Image: Envy © by Iza-nagi
Vera returned home to find Ernest sitting at the breakfast bar, a coffee in one hand and a chocolate biscuit in the other.
He had that supercilious look on his face, one Vera had grown to despise in recent times.
He announced as she came into the kitchen that he had secured a job at the local Gonners store.
Vera looked at him and asked, “Doing what?”
“I’m on the paint counter, helping with the paint and assisting people with colour selection,” replied Ernest feeling he had, at last, managed to gain a foot hole in their waning relationship.
“But you know nothing about paint. You’ve never painted a thing in your life. So you conned your way into this job?”
“They were looking for an older man. They want to believe an older man can instil confidence in their customers.”
“Ernest you are unbelievable.

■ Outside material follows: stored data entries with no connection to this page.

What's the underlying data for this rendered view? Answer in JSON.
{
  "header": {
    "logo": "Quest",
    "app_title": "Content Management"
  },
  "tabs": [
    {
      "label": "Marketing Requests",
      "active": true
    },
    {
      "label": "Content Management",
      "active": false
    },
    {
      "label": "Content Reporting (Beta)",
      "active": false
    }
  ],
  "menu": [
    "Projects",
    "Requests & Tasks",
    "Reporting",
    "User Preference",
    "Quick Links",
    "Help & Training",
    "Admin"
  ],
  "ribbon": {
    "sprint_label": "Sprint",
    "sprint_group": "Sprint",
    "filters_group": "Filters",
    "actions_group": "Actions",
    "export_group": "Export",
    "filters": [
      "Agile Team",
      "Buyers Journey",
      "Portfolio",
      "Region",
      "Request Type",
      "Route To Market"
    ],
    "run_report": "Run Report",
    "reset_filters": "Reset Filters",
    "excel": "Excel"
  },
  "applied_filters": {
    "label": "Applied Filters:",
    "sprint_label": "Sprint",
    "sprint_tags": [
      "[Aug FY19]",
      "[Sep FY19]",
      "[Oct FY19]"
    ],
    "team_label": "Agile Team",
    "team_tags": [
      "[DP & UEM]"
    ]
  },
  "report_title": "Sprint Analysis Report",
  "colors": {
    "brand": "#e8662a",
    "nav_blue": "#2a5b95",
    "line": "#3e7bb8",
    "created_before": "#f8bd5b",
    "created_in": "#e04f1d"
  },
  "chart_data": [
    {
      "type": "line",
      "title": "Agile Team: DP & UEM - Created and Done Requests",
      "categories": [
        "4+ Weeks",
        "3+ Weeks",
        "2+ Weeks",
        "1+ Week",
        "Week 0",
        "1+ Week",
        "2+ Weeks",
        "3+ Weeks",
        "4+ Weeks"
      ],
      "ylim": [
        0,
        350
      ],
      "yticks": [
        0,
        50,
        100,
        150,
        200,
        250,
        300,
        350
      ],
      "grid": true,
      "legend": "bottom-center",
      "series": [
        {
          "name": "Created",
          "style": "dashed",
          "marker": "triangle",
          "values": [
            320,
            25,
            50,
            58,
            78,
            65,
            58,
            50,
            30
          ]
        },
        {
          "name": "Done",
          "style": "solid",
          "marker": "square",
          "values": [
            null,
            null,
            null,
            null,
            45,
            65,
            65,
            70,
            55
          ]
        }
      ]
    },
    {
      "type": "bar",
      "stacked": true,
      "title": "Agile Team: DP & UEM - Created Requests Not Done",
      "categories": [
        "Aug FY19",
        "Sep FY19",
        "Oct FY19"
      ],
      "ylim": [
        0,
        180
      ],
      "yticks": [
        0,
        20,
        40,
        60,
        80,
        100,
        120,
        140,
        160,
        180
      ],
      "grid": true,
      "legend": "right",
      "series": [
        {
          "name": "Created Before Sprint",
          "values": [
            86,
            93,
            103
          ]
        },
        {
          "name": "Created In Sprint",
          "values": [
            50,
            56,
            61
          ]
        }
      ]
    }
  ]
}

You convinced them you knew something about paint? How?”
“I told them I had renovated several houses, and I have.”
“You engaged a builder every time, and I was the one who organised the painting. You’ll come undone again I can see it. I suppose the more they stroked your ego the further you went with it all?
With that, Ernest shut up realising he was on thin ice so took himself outside to finish his coffee.
Vera retreated to her room and thought about her morning with Mary. Mary had revealed far more than Vera expected, she was anticipating a quiet morning, some coffee and teacake and the exchange of pleasantries.
It was clear to her that Mary was after a friend, as was Vera, but it developed far quicker than Vera thought it might.
Mary’s revelations about Ray had struck a nerve with her. She too had been wronged but in a different way. Vera had always been aware of the precarious nature of her relationship with Ernest. He was a shallow man, driven in business to achieve and be better than the next guy. She was well aware of his propensity to walk over anyone in his way. She saw her role within the marriage to support him and provide him with a confidante. She had stroked his ego, been at his beck and call and had tried at every turn to be the devoted, attentive wife.
When things went bad, firstly the scandal focusing on his financial advise to his clients and if that wasn’t bad enough the news that he and his secretary had been having an affair had cut her to the quick.
Up until then, Vera had been sure she could ride out the scandal with her husband.
Now with the news of his deceit, she felt such a fool. She’d trusted him believing he was a part of the machine that made up their marriage.
She felt outraged and humiliated at the same time. She’d made so many special efforts to maintain the marriage, dressed to the nines to make him proud of her, organised dinners for him and clients, had prepared late night dinners for him when he’d worked late, had always been willing in bed to satisfy him.
They had everything they needed materially; it was as much a desire to love her husband and show him she did that motivated her.
It was a month before the news hit that she began to notice Ernest was distracted, he stopped talking to her, appeared moody most of the time, came home later each evening, ate very little and said he was tired and wanted to go to bed rather than spend any time with her.
She saw the loneliness descending on her and soon began to understand why she was feeling isolated in their marriage.
It was a dreadful time for her, and she was determined that from now on she would be holding the reins to the Winston-Jones carriage.